Thursday, July 11, 2019

All-Inclusive Resorts and Colonialism

Gated communities, particularly in third world countries, are  concentration camps. Only the prisoners are on the outside. Colonization classically takes advantage of underdeveloped societies, exploiting  low paid workers, who function like slaves on the basis of the remuneration they receive for their toil. Thus you see the rise of chains of all-inclusive resorts in some of the most impoverished places on earth. Only the threat of terrorism spares some locales which would be the site of what travel agents call a new "property." It all involves sex, since the power of capital in tottering economies can be an aphrodisiac, but there's also explicitly sex tourism in places like Thailand, India, Greece and Dominican Republic where the traveler may get an even more significant bang for their buck. From an architectural point of view, colonization produces a unique configuration since walls and barbed wire are meant to keep oppressed populations out rather than in, though it is also possible to think of some resorts as unwitting prisons where travelers stooped in luxury are deprived of any sense of place. Armed guards may escort them on a trip up the river to see the remains of a lost civilization, but these visitors are shackled by the vulnerability occasioned by their own wealth and resources and remain the captives of their minders and hosts.

Wednesday, July 10, 2019

Small Minds Thinking Big

If you grew up in the 60’s and 70’s your idols might have been writers like Vonnegut, Updike, Robert Pirsig or Khalil Gibran whose The Prophet  was the bible of the turned on, tuned in and dropped out generation. You might also have carried around a tattered copy of the New Directions edition of Rimbaud’s Illuminations with the grainy picture of the young poete maudit on the cover. Corporate life was an unfortunate cop out for those who knocked someone up and had to support kids and a family.
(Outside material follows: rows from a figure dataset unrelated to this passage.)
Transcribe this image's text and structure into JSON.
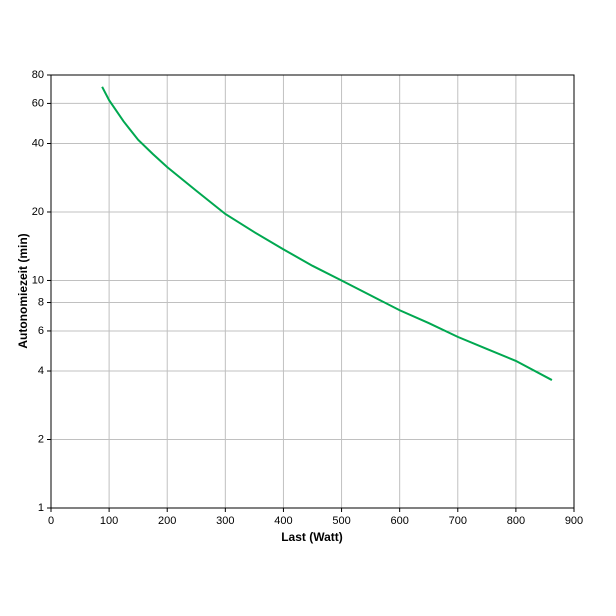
{
  "chart_data": {
    "type": "line",
    "xlabel": "Last (Watt)",
    "ylabel": "Autonomiezeit (min)",
    "x": [
      88,
      100,
      125,
      150,
      175,
      200,
      250,
      300,
      350,
      400,
      450,
      500,
      550,
      600,
      650,
      700,
      750,
      800,
      862
    ],
    "series": [
      {
        "name": "Autonomiezeit",
        "color": "#00a850",
        "values": [
          71,
          62,
          50,
          41.5,
          36,
          31.5,
          24.8,
          19.6,
          16.3,
          13.7,
          11.6,
          10,
          8.6,
          7.4,
          6.5,
          5.65,
          5,
          4.43,
          3.65
        ]
      }
    ],
    "xlim": [
      0,
      900
    ],
    "xticks": [
      0,
      100,
      200,
      300,
      400,
      500,
      600,
      700,
      800,
      900
    ],
    "ylim": [
      1,
      80
    ],
    "yticks": [
      1,
      2,
      4,
      6,
      8,
      10,
      20,
      40,
      60,
      80
    ],
    "ylog": true,
    "grid": true
  }
}
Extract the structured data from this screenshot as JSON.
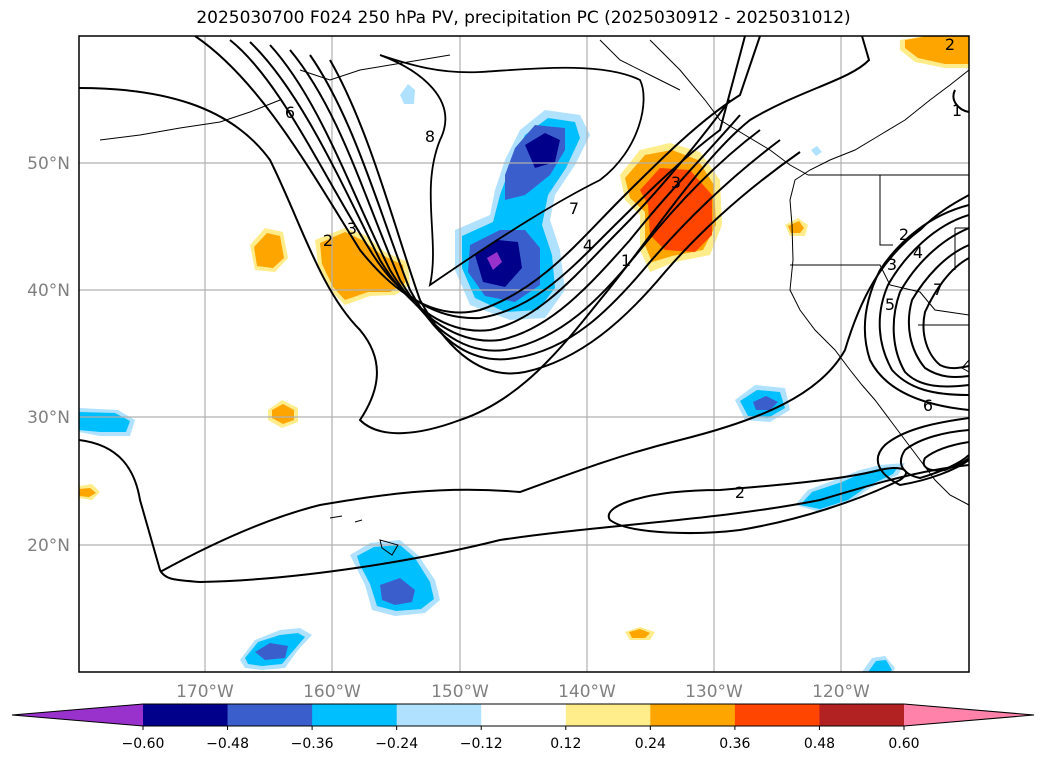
{
  "title": "2025030700 F024 250 hPa PV, precipitation PC (2025030912 - 2025031012)",
  "map": {
    "lat_labels": [
      "50°N",
      "40°N",
      "30°N",
      "20°N"
    ],
    "lon_labels": [
      "170°W",
      "160°W",
      "150°W",
      "140°W",
      "130°W",
      "120°W"
    ],
    "pv_contour_labels": [
      "6",
      "8",
      "2",
      "3",
      "7",
      "4",
      "1",
      "3",
      "2",
      "3",
      "4",
      "5",
      "7",
      "6",
      "2",
      "1",
      "2"
    ]
  },
  "colorbar": {
    "ticks": [
      "−0.60",
      "−0.48",
      "−0.36",
      "−0.24",
      "−0.12",
      "0.12",
      "0.24",
      "0.36",
      "0.48",
      "0.60"
    ],
    "colors": [
      "#9932cc",
      "#00008b",
      "#3a5fcd",
      "#00bfff",
      "#b0e2ff",
      "#ffffff",
      "#ffec8b",
      "#ffa500",
      "#ff4500",
      "#b22222",
      "#ff82ab"
    ]
  },
  "colors": {
    "grid": "#b0b0b0",
    "contour": "#000000",
    "coast": "#000000"
  }
}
Remember the career advice Dustin Hoffman receives in The Graduate, “plastics.” Law, medicine, dentistry while secure sources of income were scarcely better. How times have changed! Your average metrosexual has never heard of Hermann Hesse’s Siddhartha or Steppenwolf and probably would lionize a self-made billionaire like Jeffrey Epstein until he got nabbed for sex trafficking. Bill Gates, Warren Buffett and Jeff Bezos would be role models were they not deities. Projects like the Hudson Yards with big profit margins are more a product of this period of human evolution than is Buckminster Fuller’s geodesic dome. This is the age "where small minds think big." Alexander Acosta the current secretary of labor was responsible for the 13 month sentence Epstein received in his first trial and he’s in danger of losing his job, considering the allegations that have been made. But using the small minds think big paradigm, why not appoint Epstein to Acosta's post?  The financier apparently used his underage victims to conscript other candidates. Isn’t that an example of effective labor relations?